Government authorities in India have detained as many as 10 Christians earlier this month for allegedly kidnapping and attempting to convert dozens of children, who came from Christian families.
On May 21, the police arrested nine men while they were transporting 60 children, aged between 13 and 15, to a Christian summer camp in Nagpur. The men were charged with "attempted conversion" even though the children were from Christian families.
On May 22, two men were arrested on similar charges when they tried to bring 11 children, aged between 11 and 17, to the same camp. One of the men was also involved in the previous incident, according to New Indian Express.
"The camp was organised by Jeevan Raksha, a Gujarat-based organisation. We sent our team to Nagpur to find out whether the children were being taken to a summer camp there. But our team found out that there was no summer camp, but a special Bible prayer camp from May 22 to May 25," said Krishnaveni Desavatu, the police superintendent.
The first group of children was reportedly sent to shelter homes in Ratlam and Jaora. The second group, who reportedly belong to Hindu tribals from Ambua area of Alirajpur district, is under the custody of Child Line in Indore.
The parents of the children said that they were being taken to the summer camp with their consent and there was no question of any religious conversion because they are already Christians.
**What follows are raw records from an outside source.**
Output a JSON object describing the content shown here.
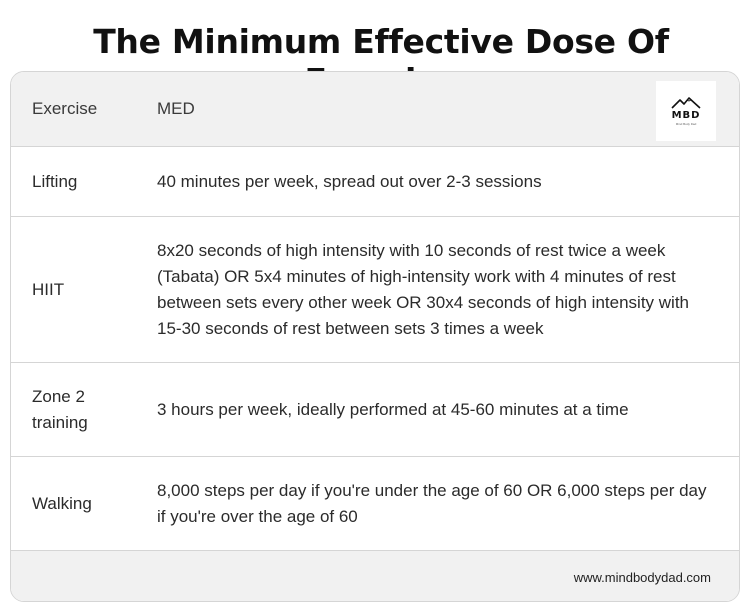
{
  "title": "The Minimum Effective Dose Of Exercise",
  "table": {
    "headers": [
      "Exercise",
      "MED"
    ],
    "rows": [
      {
        "exercise": "Lifting",
        "med": "40 minutes per week, spread out over 2-3 sessions"
      },
      {
        "exercise": "HIIT",
        "med": "8x20 seconds of high intensity with 10 seconds of rest twice a week (Tabata) OR 5x4 minutes of high-intensity work with 4 minutes of rest between sets every other week OR 30x4 seconds of high intensity with 15-30 seconds of rest between sets 3 times a week"
      },
      {
        "exercise": "Zone 2 training",
        "med": "3 hours per week, ideally performed at 45-60 minutes at a time"
      },
      {
        "exercise": "Walking",
        "med": "8,000 steps per day if you're under the age of 60 OR 6,000 steps per day if you're over the age of 60"
      }
    ]
  },
  "logo": {
    "text": "MBD",
    "subtitle": "Mind Body Dad",
    "icon": "mountain-icon"
  },
  "footer": {
    "url": "www.mindbodydad.com"
  }
}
However, the authorities insisted that the children are still considered Hindus under the law because their parents did not follow the proper procedures of changing their official religion to Christianity.
"For changing to another religion, one needs to submit a written application to the district collector and only after the stipulated process, a person can change religious identity, which didn't happen in the case of any of the parents claiming to be Christians," said Desavatu.
"This is why, the children and their parents will be officially treated as Hindu tribals and not Christians," he added.
Desavatu said that the Bible camp's caretaker, Vincent Patil, has been questioned by the police about the attempt to convert the tribal children.
According to Crux, the Catholic Church strictly adheres to the country's conversion laws. However, poor and lower-caste Indians who convert to other denominations often encounter obstacles when they try to follow the said laws.
Christians in India have often suffered various forms of intimidation and harassment, driven by accusations from Hindu nationalists that questionable tactics were being used to convert Hindus.
India has been ranked in the Open Doors 2017 World Watch List as the 15th worst country in the world when it comes to persecution of Christians.